I really am hoping that in the future comorbidities will be considered more than bmi. I know people who are as big or bigger than I was, who do not have the serious health problems I had. Age can also be a factor. Excess weight works with genetics and lifelong habits to determine the extent of damage it will do to one's body. All those things need to be considered when determining which wls is "right for someone." imo
 
I'm glad to see that there are others that have chosen a DS with a lower BMI. My biggest concern with other WLS is that they aren't as successful at resolving comorbidities. I personally think that there may have been a hidden agenda to push the sleeve and RNY.

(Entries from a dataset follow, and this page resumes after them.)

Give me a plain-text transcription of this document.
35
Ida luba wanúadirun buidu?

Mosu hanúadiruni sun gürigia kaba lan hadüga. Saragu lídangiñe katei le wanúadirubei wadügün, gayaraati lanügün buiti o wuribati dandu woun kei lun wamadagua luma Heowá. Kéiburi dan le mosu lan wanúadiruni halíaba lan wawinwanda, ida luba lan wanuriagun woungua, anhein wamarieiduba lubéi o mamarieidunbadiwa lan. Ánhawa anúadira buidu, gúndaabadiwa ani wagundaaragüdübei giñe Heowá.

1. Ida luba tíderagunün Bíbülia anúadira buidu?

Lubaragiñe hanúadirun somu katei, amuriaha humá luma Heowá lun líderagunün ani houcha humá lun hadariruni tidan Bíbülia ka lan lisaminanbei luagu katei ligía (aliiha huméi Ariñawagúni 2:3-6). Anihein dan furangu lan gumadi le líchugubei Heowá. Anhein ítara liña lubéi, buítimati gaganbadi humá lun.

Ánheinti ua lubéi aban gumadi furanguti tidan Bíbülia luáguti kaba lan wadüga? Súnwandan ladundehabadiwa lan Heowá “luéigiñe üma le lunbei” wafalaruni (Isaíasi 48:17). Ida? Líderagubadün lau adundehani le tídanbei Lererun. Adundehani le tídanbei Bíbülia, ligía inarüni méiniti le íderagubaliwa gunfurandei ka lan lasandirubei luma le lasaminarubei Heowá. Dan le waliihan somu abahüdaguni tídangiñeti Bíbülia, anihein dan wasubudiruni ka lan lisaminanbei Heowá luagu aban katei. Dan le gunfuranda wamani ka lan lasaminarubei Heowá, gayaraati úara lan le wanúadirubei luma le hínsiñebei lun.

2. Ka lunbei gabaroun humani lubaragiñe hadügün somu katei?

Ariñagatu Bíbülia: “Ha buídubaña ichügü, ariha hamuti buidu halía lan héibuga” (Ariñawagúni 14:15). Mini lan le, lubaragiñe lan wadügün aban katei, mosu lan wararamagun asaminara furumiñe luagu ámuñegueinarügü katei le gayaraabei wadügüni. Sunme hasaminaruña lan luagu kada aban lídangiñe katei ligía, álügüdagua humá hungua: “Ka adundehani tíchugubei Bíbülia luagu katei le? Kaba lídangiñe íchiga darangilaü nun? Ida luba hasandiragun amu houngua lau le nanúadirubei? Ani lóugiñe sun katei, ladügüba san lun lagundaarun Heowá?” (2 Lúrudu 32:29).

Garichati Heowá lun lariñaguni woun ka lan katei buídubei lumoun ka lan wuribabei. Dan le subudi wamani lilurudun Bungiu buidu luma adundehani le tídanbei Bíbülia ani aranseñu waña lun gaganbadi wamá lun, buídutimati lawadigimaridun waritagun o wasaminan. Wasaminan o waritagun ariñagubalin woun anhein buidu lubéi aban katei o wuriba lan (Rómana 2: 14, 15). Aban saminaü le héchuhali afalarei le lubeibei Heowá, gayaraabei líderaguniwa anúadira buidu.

From all the reading I've done on various groups and forums over the past year+, it seems that there are two main ulterior motives- the sleeve and RNY are easier to perform and they can therefore squeeze more of them onto a surgical schedule for the day and make more $$$ (plus the fact that if the sleeve doesn't work, they can lure the patients back in for another surgery and more $$$) and also the fact that the possibilities of nutritional & vitamin deficiencies are higher with the DS, so people that choose this surgery need to be more vigilant about protein and vitamins than the average WLS patient and when people aren't as vigilant as they should be and get sick, it reflects poorly on that surgeon's record. That, or they just don't want their patients getting ill, I'd hope it was the latter, but I'm afraid that it's more often the former :confused:
Remember, though, this conclusion is my own, coming from anecdotal things I've read.
 
From all the reading I've done on various groups and forums over the past year+, it seems that there are two main ulterior motives- the sleeve and RNY are easier to perform and they can therefore squeeze more of them onto a surgical schedule for the day and make more $$$ (plus the fact that if the sleeve doesn't work, they can lure the patients back in for another surgery and more $$$) and also the fact that the possibilities of nutritional & vitamin deficiencies are higher with the DS, so people that choose this surgery need to be more vigilant about protein and vitamins than the average WLS patient and when people aren't as vigilant as they should be and get sick, it reflects poorly on that surgeon's record. That, or they just don't want their patients getting ill, I'd hope it was the latter, but I'm afraid that it's more often the former :confused:
Remember, though, this conclusion is my own, coming from anecdotal things I've read.

I agree with you. I have my 1 month post op follow up yesterday. I am 5'2" started at 295 and I saw many at the doctor's office that were so much bigger than me and I wondered how many of them just had the sleeve or RNY. It made me sad.
 
I agree with you. I have my 1 month post op follow up yesterday. I am 5'2" started at 295 and I saw many at the doctor's office that were so much bigger than me and I wondered how many of them just had the sleeve or RNY. It made me sad.
Or the lapband for that matter, I forgot about that one! It shocks me when I read about the horrible statistics for the lapband and it's so often the procedure that people seek out first or know the most about, myself included!
 
From all the reading I've done on various groups and forums over the past year+, it seems that there are two main ulterior motives- the sleeve and RNY are easier to perform and they can therefore squeeze more of them onto a surgical schedule for the day and make more $$$ (plus the fact that if the sleeve doesn't work, they can lure the patients back in for another surgery and more $$$) and also the fact that the possibilities of nutritional & vitamin deficiencies are higher with the DS, so people that choose this surgery need to be more vigilant about protein and vitamins than the average WLS patient and when people aren't as vigilant as they should be and get sick, it reflects poorly on that surgeon's record. That, or they just don't want their patients getting ill, I'd hope it was the latter, but I'm afraid that it's more often the former :confused:
Remember, though, this conclusion is my own, coming from anecdotal things I've read.
This is a non-issue in this case because the surgeon is a military member and therefore on salary :).